Applied Materials reported revenue of US$7.91 billion for the three months ended Apr 26, up 11 per cent from the same period a year earlier. More than 80 per cent of its revenue is concentrated in Taiwan, South Korea, China and Japan, the company’s latest quarterly report showed.
The company has been present in Singapore since 1991, starting with sales and service operations before expanding into manufacturing, logistics and supply chain from 2010.
Applied Materials employs about 4,000 people in South-east Asia. The Singapore expansion is expected to add 1,000 new jobs in the city-state over the next 12 months.
The company also announced on Wednesday partnerships with the National University of Singapore and the Singapore Institute of Technology to build AI-ready talent for the industry.
The semiconductor industry contributes close to 6 per cent of Singapore’s GDP. The sector in the city-state is a key node in the global supply chain, producing about 20 per cent of global semiconductor manufacturing equipment and about 10 per cent of the world’s chips.

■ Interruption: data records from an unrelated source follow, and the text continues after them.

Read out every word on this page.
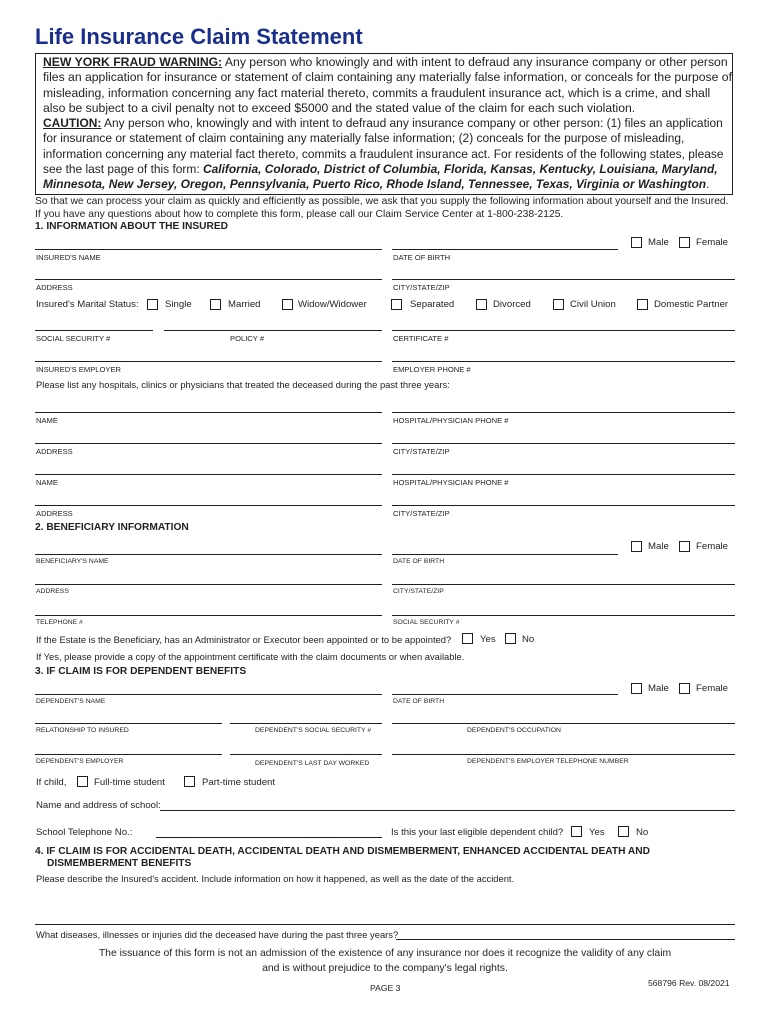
Life Insurance Claim Statement
NEW YORK FRAUD WARNING: Any person who knowingly and with intent to defraud any insurance company or other person files an application for insurance or statement of claim containing any materially false information, or conceals for the purpose of misleading, information concerning any fact material thereto, commits a fraudulent insurance act, which is a crime, and shall also be subject to a civil penalty not to exceed $5000 and the stated value of the claim for each such violation.
CAUTION: Any person who, knowingly and with intent to defraud any insurance company or other person: (1) files an application for insurance or statement of claim containing any materially false information; (2) conceals for the purpose of misleading, information concerning any material fact thereto, commits a fraudulent insurance act. For residents of the following states, please see the last page of this form: California, Colorado, District of Columbia, Florida, Kansas, Kentucky, Louisiana, Maryland, Minnesota, New Jersey, Oregon, Pennsylvania, Puerto Rico, Rhode Island, Tennessee, Texas, Virginia or Washington.
So that we can process your claim as quickly and efficiently as possible, we ask that you supply the following information about yourself and the Insured. If you have any questions about how to complete this form, please call our Claim Service Center at 1-800-238-2125.
1. INFORMATION ABOUT THE INSURED
Male	Female
INSURED'S NAME	DATE OF BIRTH
ADDRESS	CITY/STATE/ZIP
Insured's Marital Status:	Single	Married	Widow/Widower	Separated	Divorced	Civil Union	Domestic Partner
SOCIAL SECURITY #	POLICY #	CERTIFICATE #
INSURED'S EMPLOYER	EMPLOYER PHONE #
Please list any hospitals, clinics or physicians that treated the deceased during the past three years:
NAME	HOSPITAL/PHYSICIAN PHONE #
ADDRESS	CITY/STATE/ZIP
NAME	HOSPITAL/PHYSICIAN PHONE #
ADDRESS	CITY/STATE/ZIP
2. BENEFICIARY INFORMATION
Male	Female
BENEFICIARY'S NAME	DATE OF BIRTH
ADDRESS	CITY/STATE/ZIP
TELEPHONE #	SOCIAL SECURITY #
If the Estate is the Beneficiary, has an Administrator or Executor been appointed or to be appointed?	Yes	No
If Yes, please provide a copy of the appointment certificate with the claim documents or when available.
3. IF CLAIM IS FOR DEPENDENT BENEFITS
Male	Female
DEPENDENT'S NAME	DATE OF BIRTH
RELATIONSHIP TO INSURED	DEPENDENT'S SOCIAL SECURITY #	DEPENDENT'S OCCUPATION
DEPENDENT'S EMPLOYER	DEPENDENT'S LAST DAY WORKED	DEPENDENT'S EMPLOYER TELEPHONE NUMBER
If child,	Full-time student	Part-time student
Name and address of school:
School Telephone No.:	Is this your last eligible dependent child?	Yes	No
4. IF CLAIM IS FOR ACCIDENTAL DEATH, ACCIDENTAL DEATH AND DISMEMBERMENT, ENHANCED ACCIDENTAL DEATH AND
DISMEMBERMENT BENEFITS
Please describe the Insured's accident. Include information on how it happened, as well as the date of the accident.
What diseases, illnesses or injuries did the deceased have during the past three years?
The issuance of this form is not an admission of the existence of any insurance nor does it recognize the validity of any claim
and is without prejudice to the company's legal rights.
PAGE 3	568796 Rev. 08/2021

Many of the world’s top chipmakers for both logic and memory chips, including Taiwan Semiconductor Manufacturing Co and Micron, have significant manufacturing capacity in Asia.
These chipmakers have benefited from the strong AI demand, which has been a tailwind for them, in turn also supporting Applied Materials.
In an earlier fireside chat with reporters and analysts, Dickerson said that he believes AI is an “incredibly transformational technology”, and that the world is just in the “early innings” of this inflection.
He explained that the current buzz surrounding agentic AI will drive near-term demand, while future developments in physical AI, such as robotics, will drive demand further down the line.